Di taman itu tinggal Suma Ceng yang berdiri terlongong, sedangkan anak-anaknya ketakutan dan dua orang pelayan sibuk menghibur mereka dengan muka pucat karena takut pula.
“Mari kita masuk, dan jangan ceritakan kepada siapa pun juga tentang peristiwa tadi,” akhirnya Suma Ceng berkata, kemudian ketika berada di dalam kamarnya, tak tertahankan lagi nyonya ini menjatuhkari diri di atas pembaringan dan menelungkup sambil menangis.
“Lin Lin, tunggu...!” Suling Emas berteriak dan mempercepat pengejarannya.
Lin Lin seperti orang gila, berlari cepat sekali karena ia mengerahkan ilmu lari berdasarkan tenaga yang ia peroleh dari latihan ilmunya yang baru di bawah petunjuk Empek Gan. Betapa pun juga latihannya yang masih belum masak itu tidak memungkinkan ia dapat melarikan diri dari pada pengejaran Suling Emas. Akhirnya, jauh di luar kota raja ia dapat disusul oleh Suling Emas yang mendahuluinya dan membalik, menghadang di tengah jalan.
“Lin-moi, berhenti sebentar, mari kita bicara baik-baik....”

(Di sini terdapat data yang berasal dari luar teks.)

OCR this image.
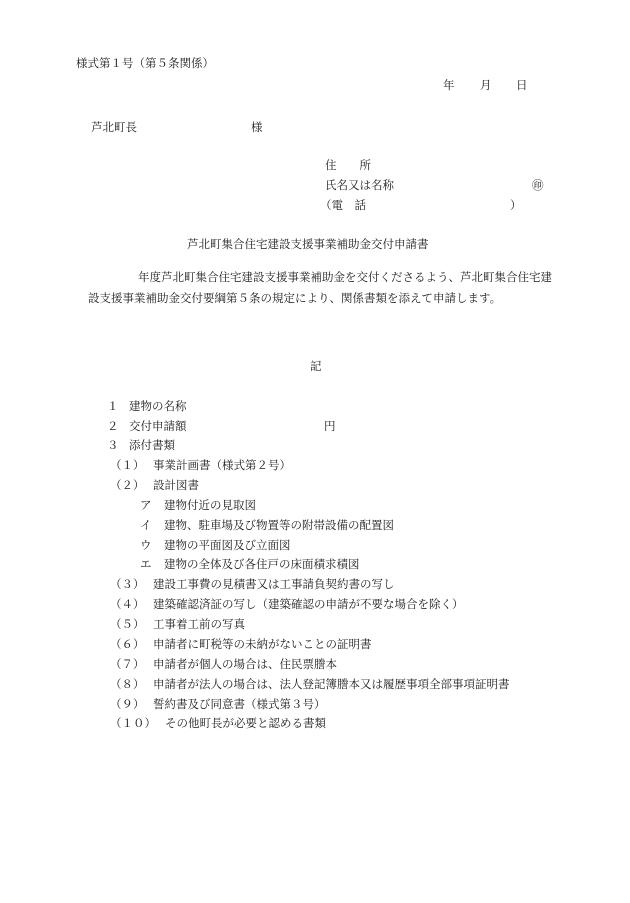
様式第１号（第５条関係）
年 月 日
芦北町長	様
住　　所
氏名又は名称	㊞
（電　話	）
芦北町集合住宅建設支援事業補助金交付申請書
年度芦北町集合住宅建設支援事業補助金を交付くださるよう、芦北町集合住宅建設支援事業補助金交付要綱第５条の規定により、関係書類を添えて申請します。
記
１ 建物の名称
２ 交付申請額	円
３ 添付書類
（１） 事業計画書（様式第２号）
（２） 設計図書
ア 建物付近の見取図
イ 建物、駐車場及び物置等の附帯設備の配置図
ウ 建物の平面図及び立面図
エ 建物の全体及び各住戸の床面積求積図
（３） 建設工事費の見積書又は工事請負契約書の写し
（４） 建築確認済証の写し（建築確認の申請が不要な場合を除く）
（５） 工事着工前の写真
（６） 申請者に町税等の未納がないことの証明書
（７） 申請者が個人の場合は、住民票謄本
（８） 申請者が法人の場合は、法人登記簿謄本又は履歴事項全部事項証明書
（９） 誓約書及び同意書（様式第３号）
（１０） その他町長が必要と認める書類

Dengan air mata membasahi pipinya, Lin Lin melintangkan pedangnya di depan dada dan matanya yang tajam menatap wajah pendekar itu sambil berkata ketus, “Bicara apa lagi? Kau sudah puas menghinaku dua kali! Kau menyusul aku apakah hendak menghina lagi dan melihat aku mampus?” air matanya makin deras bercucuran.
Dengan suara sedih Suling Emas berkata, “Lin Lin... Lin-moi, mengapa kau berkata demikian? Tidak sekali-kali aku berani menghinamu. Ah, Lin Lin, tidak tahukah kau betapa hancur hatiku menghadapi semua ini? Kau agaknya tahu sekarang, bahwa... bahwa aku adalah kakakmu sendiri. Tidak saja aku jauh lebih tua darimu, tapi juga aku... aku adalah kakakmu, Lin Lin. Aku tidak menghina....”
“Cukup!” Lin Lin membentak di antara isak tangisnya, “Katakanlah bahwa kau memandang aku sebagai seorang gadis yang tak tahu malu, seorang gadis yang rendah! Kau bukan kakakku, ini kau pun tahu jelas. Aku seorang puteri Khitan, aku hanya anak pungut ayahmu, aku bukan she Kam! Kita bukan sedarah daging, bukan seketurunan. Tentang usia... sudahlah, tentu saja kau menganggap aku seorang gadis tak berharga! Kau... kau mencinta Suma Ceng yang sudah bersuami dan mempunyai anak. Ah, mengapa kau tidak bunuh saja aku?” Kembali Lin Lin menangis.
Suling Emas menarik napas panjang. “Kau betul. Memang aku pernah mencintanya, mencintanya sebelum ia menikah dengan Pangeran Kiang. Namun kami tidak beruntung, dan dia sudah bahagia di samping suaminya, aku... aku sudah melupakan perhubungan kami yang lalu. Karena inilah Lin-moi... karena aku merasa bahwa aku sudah pernah mencinta orang lain, ditambah lagi kenyataan bahwa kau sejak kecil menjadi puteri ayahku, diperkuat dengan kenyataan bahwa aku jauh lebih tua dari padamu, bagaimana pun juga... tak mungkin aku mau merusak hidupmu. Kau masih muda, jelita, dan perkasa, lagi pula kau Puteri Khitan. Di dunia ini banyak pria yang jauh melebihi aku segala-galanya, menantimu....”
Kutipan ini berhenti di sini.